Imagine you are a manager of a department, and you just fired someone who was speaking out against the process they were asked to follow.  I’m sure it was justified as they just didn’t seem like a cultural fit to your image of the department. Instead of being a good corporate citizen and following the process, they were questioning it and perhaps even refusing to follow some part of it as they didn’t think it added value. Seems reasonable and you as a manager are truly above average and doing a good job.  Pat on the back for all.

Just when you’re basking in your glory someone points out “you just fired your most responsible employee!”

On Monday Chris Chapman and I participated in the Gatineau Ottawa Agile Tour (GOAT’14).
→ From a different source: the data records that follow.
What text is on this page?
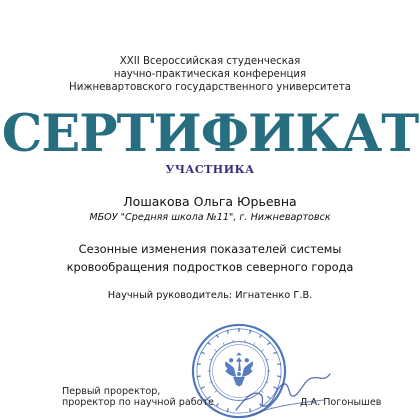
XXII Всероссийская студенческая
научно-практическая конференция
Нижневартовского государственного университета
СЕРТИФИКАТ
УЧАСТНИКА
Лошакова Ольга Юрьевна
МБОУ "Средняя школа №11", г. Нижневартовск
Сезонные изменения показателей системы
кровообращения подростков северного города
Научный руководитель: Игнатенко Г.В.
Первый проректор,
проректор по научной работе	Д.А. Погонышев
We brought Deming’s Red Bead Experiment as the core of a session focused on showing participants real transformation starts with management. The experiment itself is a beautiful demonstration of how to run a team …. in all the wrong ways!

The experiment is focused around the White Bead Corporation who produces pristine white beads untouched by human hands. Willing workers must come up to a bucket with red & white beads, and using a paddle we provide draw 50 white beads at a time. Red beads are defects. We use all types of management tools to try and get our willing workers to produce 50 white beads at a time (which is almost statistically impossible). We try all types of ways to motive them from posters, to co-ercing, to financial incentives, and more.

The most profound spot of the session on Monday happened when one of the willing workers approached the bucket of beads, paused, then turned around and said “this is a waste of my time”. She went on to tell us how the process makes it nearly impossible to succeed, and we were wasting her time when it came to producing white beads with a sufficient level of quality. Chris and I looked at each other with a look of “COOL!”, although we’ve never seen such a response in the past this was the ideal situation.

Chris who played the role of supervisor, did the only thing reasonable at that point … he fired her! After all she wasn’t following our process without question, and obviously wasn’t a fit with the culture of the White Bead Corporation. Seems reasonable doesn’t it?

Christopher Avery’s observation during the debrief was spot on … We fired our most responsible employee!

Let’s turn to the real world for a moment to see if I can think of similar situations:

  • A manager demands mega overtime to get an already desperately troubled project completed on time. The response from a developer is he cannot continue to give up his life. The manager reminds the developer he knows where the door is. So the developer uses the door and quits on the spot.
  • A tester sees the imposed processes do nothing to improve the outcomes they are after. After questioning the processes over a period of time she is labelled as a trouble maker and does not advance in her career. She stays but stops speaking up and does what she feels is right without making it visible to the team
  • A project manager has management support to start working with new approaches such as Lean and Agile. Despite early successes once it becomes apparent the department needed to challenge “the way it’s always been”, the project manager is shuffled aside and is no longer allowed to work on anything of significance. Eventually the Project Manager gets demoralized and bored and resigns

For me culture is how groups of people deliver value. A culture that never changes and is never challenged becomes stale and will eventually go moldy. It seems to me there too many cases where those who resist the culture, or continually suggest changes to the culture are considered trouble makers. Much like Chris did in the Red Bead Experiment the most responsible people seem to be eventually shuffled out of too many companies one way or the other.

In my studies within The Leadership Gift ProgramTM I have learned there are different levels to a problem:

Problem

Issue

Concern

Consideration

The closer you are to the bottom of the list the easier something is to address. The longer you leave something stewing the further up this scale you will find yourself. Problems are always the most difficult to solve.

So take the case of employees who are speaking up about a sacred cow … er, I mean process. They are choosing to act in a responsible manner by voicing a consideration. With time if they are not heard or continually told to just do it the consideration will become a concern. You can see where this is heading in that it will transition to an issue and eventually peak at being a problem. Now the managers job is much tougher and it seems easy to find examples where getting rid of the employee is a common solution.

Tip:

When a team member voices a concern about your culture, processes, overtime, or whatever … they are likely acting from a position of responsibility. Before you respond consider the position you will approach them from.  If someone is voicing something about your processes will you:

Tell them there’s no choice given it’s imposed by another department? (blame)

Write off their comments as the person is new to the department? (Justify)

Explain the process is necessary given poor results in the past? (Shame)

Do you find yourself saying there is no choice just do it? (Obligation)

What if you operated from a position of responsibility? What would that look like? You might explore where their comments are coming from. You might explore why they think a problem exists. You might find a way to improve the culture of your department!

You might even end up working with the best people in the best department ever!